Figure 12.4 presents the information gleaned from finding an open Telnet service on the server. Throughout this book, we have discussed using ssh over Telnet. In this example, the security warning option in the Severity pane rehashes the perils of using Telnet. The Security Note portion of the Severity pane presents information that a hacker could collect if Telnet were accessible. From the Telnet banner alone, a hacker can determine not only the flavor of the operating system, but also which version of the kernel it is running.

To reduce this exposure and that of traffic intercept, we have suggested many times replacing Telnet with ssh. If you then view the Nessus results for ssh, you find the information presented in Figure 12.5. Though ssh is a more secure protocol, certain incarnations of the protocols have been found to have weaknesses over time. Currently, ssh versions earlier than version 2 are not considered totally safe. In this case, Nessus has revealed that simply turning on ssh might leave a false sense of security. Nessus also offers the appropriate configuration changes required to secure the solution.

Figure 12.5. A Nessus report for the ssh service on Athena.

This discussion illustrates how Nessus can be used to probe for vulnerabilities on your servers. Selecting the appropriate scanning options allows for efficient, customized scanning for your infrastructure. It is important to remember that a number of scanning options are known to crash services. Great care should be exercised to restrict the use of such selections.

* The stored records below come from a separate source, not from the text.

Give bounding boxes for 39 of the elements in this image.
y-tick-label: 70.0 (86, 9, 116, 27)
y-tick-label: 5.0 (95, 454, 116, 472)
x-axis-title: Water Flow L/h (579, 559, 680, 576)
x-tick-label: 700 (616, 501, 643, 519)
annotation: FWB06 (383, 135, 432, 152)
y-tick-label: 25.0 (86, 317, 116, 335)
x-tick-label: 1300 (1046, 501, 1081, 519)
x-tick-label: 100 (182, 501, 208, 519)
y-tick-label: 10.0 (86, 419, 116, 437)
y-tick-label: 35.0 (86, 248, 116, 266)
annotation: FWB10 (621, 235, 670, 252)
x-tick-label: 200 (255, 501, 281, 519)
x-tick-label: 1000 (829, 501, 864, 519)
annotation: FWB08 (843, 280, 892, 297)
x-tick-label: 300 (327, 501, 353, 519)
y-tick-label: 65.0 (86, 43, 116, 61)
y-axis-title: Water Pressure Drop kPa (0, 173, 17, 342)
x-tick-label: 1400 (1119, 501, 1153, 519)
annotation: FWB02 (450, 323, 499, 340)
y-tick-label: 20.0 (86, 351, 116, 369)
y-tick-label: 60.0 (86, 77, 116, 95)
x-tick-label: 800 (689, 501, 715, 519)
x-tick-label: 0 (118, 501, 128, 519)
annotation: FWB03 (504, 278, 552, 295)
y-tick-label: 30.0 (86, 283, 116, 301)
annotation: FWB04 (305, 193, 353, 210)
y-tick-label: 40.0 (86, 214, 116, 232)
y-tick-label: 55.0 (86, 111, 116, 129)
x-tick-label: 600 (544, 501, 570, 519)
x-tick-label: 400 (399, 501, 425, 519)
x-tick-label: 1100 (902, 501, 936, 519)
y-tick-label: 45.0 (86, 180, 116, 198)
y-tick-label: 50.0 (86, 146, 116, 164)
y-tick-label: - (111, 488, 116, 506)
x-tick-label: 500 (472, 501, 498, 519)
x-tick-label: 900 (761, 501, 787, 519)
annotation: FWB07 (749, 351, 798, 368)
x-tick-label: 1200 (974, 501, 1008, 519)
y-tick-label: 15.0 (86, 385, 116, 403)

In most cases, a valid corporate IT policy will prohibit the unscheduled use of scanning tools such as Nessus on the live network. It is not difficult to imagine the chaos that would result from having the uncontrolled use of vulnerability scanners crashing production environments. The next section describes how such scans can be tracked. Whenever possible, a preproduction environment should exist where these tests can be performed on staging servers. This ensures that the soon-to-be-rolled-out changes are secure. If not, the tests will generate downtime in the development section, not in production.